Os fatos que originaram a disputa judicial
Há três anos, a reclamante, que trabalhava em um consultório médico, trocava mensagens privadas com uma amiga pela plataforma de mensagens. Nessas conversas, ela se queixava de seu chefe. Após o término da amizade, essas mensagens foram encaminhadas para a esposa do chefe, que também era funcionária do consultório e responsável pela administração. Pouco tempo depois, a mulher recebeu sua notificação de demissão.
Primeira decisão judicial: ganho de causa para a trabalhadora
O Tribunal Regional de Frankfurt, em primeira instância, condenou a amiga que compartilhou as mensagens ao pagamento de 7,5 mil euros (aproximadamente 44 mil reais) como indenização. A corte entendeu que a exceção do RGPD não se aplicava ao caso, pois o compartilhamento intencional dos dados pessoais com uma pessoa próxima ao empregador da reclamante não se enquadrava na proteção de atividades puramente privadas. Segundo o tribunal, o fato de o encaminhamento estar ligado aos interesses comerciais do consultório significava que havia uma conexão com atividade econômica, tornando o RGPD aplicável.
Revés na segunda instância: rejeição da ação
O Tribunal Regional Superior de Frankfurt reverteu a decisão ao analisar o recurso. A corte rejeitou a ação da reclamante, argumentando que o RGPD não se aplicava porque o compartilhamento das mensagens não tinha relação direta com atividade profissional ou comercial de quem as encaminhou. Para essa corte, a relação de trabalho entre a reclamante e seu empregador seria irrelevante para a análise. Embora reconhecesse que houve interferência ilícita e dolosa na esfera privada, o tribunal considerou que as violações não eram graves o suficiente para justificar compensação financeira, especialmente porque a reclamante já havia obtido uma declaração formal de que a ré não repetiria a conduta.
O debate jurídico central em análise
O caso envolve duas linhas jurídicas distintas que estão em tensão. De um lado está o direito à proteção de dados conforme previsto no RGPD; de outro, está o direito da personalidade garantido pela constituição alemã. A questão fundamental é como interpretar a exceção do RGPD para atividades puramente privadas: deve-se considerar apenas a motivação de quem encaminha as mensagens, ou basta que o receptor possa utilizá-las em contexto profissional? Especialistas observam que há pouca jurisprudência tanto do tribunal alemão quanto do tribunal europeu sobre esse ponto específico.
Possível escalada para tribunal europeu
Niko Härting, advogado especializado em direito da tecnologia da informação da Associação Alemã dos Advogados, sugere que é possível que os juízes de Karlsruhe consultem primeiramente o Tribunal de Justiça da União Europeia (TJUE), que é a autoridade máxima para interpretação de leis europeias. O caso pode criar um precedente inédito, já que o TJUE nunca analisou a aplicação do RGPD especificamente no contexto de aplicativos de mensagens. Um processo similar de 2014 envolveu vigilância em propriedade privada que captava area pública, mas o contexto de mensagens instantâneas apresenta questões novas. Atualmente, o tribunal europeu também está analisando outro caso relacionado: o de uma mãe que processou a filha e o genro por filmarem-na com câmera escondida dentro de casa, envolvendo a aplicação do RGPD em contextos privados.

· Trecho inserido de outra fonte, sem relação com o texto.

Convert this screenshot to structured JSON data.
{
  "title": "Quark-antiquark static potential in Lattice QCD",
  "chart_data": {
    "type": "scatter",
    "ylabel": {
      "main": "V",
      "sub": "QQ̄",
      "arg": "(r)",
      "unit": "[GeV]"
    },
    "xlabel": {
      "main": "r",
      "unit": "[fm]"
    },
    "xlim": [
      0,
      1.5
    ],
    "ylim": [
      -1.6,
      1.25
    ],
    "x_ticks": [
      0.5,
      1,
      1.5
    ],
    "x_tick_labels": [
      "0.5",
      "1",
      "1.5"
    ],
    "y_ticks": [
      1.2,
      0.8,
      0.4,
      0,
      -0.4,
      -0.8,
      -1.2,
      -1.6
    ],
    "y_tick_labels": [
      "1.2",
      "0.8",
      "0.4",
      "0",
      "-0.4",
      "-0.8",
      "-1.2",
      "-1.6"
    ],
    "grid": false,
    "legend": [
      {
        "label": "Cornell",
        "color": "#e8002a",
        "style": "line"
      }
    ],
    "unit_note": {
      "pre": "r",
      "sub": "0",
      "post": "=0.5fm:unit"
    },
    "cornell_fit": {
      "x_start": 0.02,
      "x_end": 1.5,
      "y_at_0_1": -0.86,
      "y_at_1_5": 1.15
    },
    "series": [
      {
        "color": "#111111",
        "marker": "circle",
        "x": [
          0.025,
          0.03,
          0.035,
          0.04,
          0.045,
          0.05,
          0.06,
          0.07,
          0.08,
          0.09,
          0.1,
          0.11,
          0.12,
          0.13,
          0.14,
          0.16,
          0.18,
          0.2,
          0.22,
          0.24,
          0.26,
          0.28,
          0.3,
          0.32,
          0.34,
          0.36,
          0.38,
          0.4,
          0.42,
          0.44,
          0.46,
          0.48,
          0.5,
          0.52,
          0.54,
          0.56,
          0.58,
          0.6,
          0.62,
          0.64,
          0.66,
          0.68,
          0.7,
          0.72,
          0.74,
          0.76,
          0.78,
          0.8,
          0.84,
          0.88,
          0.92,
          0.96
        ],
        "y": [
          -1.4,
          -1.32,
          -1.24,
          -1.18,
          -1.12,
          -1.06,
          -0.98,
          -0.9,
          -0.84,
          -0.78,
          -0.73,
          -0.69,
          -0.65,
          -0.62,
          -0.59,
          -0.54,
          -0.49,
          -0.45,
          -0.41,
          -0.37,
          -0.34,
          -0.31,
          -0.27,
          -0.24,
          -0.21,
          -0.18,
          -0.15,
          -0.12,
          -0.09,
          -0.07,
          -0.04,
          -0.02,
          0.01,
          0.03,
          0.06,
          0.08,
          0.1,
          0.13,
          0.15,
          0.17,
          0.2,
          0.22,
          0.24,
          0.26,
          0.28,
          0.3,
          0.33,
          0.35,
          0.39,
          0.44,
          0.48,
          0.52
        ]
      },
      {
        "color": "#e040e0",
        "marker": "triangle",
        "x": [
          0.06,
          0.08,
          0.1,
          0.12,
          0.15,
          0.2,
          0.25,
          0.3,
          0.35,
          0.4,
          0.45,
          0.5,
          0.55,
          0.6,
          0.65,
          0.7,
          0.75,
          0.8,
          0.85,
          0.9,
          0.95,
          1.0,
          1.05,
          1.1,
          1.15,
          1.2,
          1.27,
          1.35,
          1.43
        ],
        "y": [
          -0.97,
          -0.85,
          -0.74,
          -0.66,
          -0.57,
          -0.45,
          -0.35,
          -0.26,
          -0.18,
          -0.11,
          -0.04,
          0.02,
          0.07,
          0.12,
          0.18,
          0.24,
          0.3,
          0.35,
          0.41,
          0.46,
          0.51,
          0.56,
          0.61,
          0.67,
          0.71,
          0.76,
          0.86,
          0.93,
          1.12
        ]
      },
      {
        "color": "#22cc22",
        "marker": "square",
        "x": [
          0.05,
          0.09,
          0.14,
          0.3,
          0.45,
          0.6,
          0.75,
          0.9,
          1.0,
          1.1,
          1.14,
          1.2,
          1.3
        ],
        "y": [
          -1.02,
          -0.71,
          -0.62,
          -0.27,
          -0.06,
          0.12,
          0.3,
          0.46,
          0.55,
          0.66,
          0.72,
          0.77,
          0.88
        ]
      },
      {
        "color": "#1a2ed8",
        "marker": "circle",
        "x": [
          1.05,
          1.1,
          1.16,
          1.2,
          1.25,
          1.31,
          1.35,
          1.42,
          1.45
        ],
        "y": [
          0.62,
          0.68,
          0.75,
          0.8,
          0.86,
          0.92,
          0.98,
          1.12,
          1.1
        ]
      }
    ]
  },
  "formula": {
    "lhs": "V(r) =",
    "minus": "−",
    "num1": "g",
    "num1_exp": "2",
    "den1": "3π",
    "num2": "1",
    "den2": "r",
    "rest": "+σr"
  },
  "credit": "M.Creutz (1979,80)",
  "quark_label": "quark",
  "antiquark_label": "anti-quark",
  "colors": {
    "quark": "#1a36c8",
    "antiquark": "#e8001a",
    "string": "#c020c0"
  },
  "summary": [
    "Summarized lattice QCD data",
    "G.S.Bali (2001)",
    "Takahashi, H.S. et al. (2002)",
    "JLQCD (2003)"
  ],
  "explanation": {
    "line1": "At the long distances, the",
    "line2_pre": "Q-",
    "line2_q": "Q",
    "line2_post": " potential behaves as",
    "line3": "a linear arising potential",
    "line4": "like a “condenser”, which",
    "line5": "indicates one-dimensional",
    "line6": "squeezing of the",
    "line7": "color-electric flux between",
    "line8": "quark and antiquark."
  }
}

Implicações para a proteção de dados pessoais
A decisão que venha a ser tomada pode ter repercussões significativas para cidadãos em toda a União Europeia em relação ao vazamento de WhatsApp e outras plataformas de mensagens. O caso questiona os limites da privacidade digital e quando o compartilhamento de conversas entre amigos deixa de ser assunto puramente pessoal para adquirir dimensão jurídica. A expectativa é que uma decisão do tribunal europeu, caso consultado, não seja proferida antes de setembro, deixando em aberto por mais tempo essa importante questão de direito digital e proteção de dados na era das comunicações eletrônicas.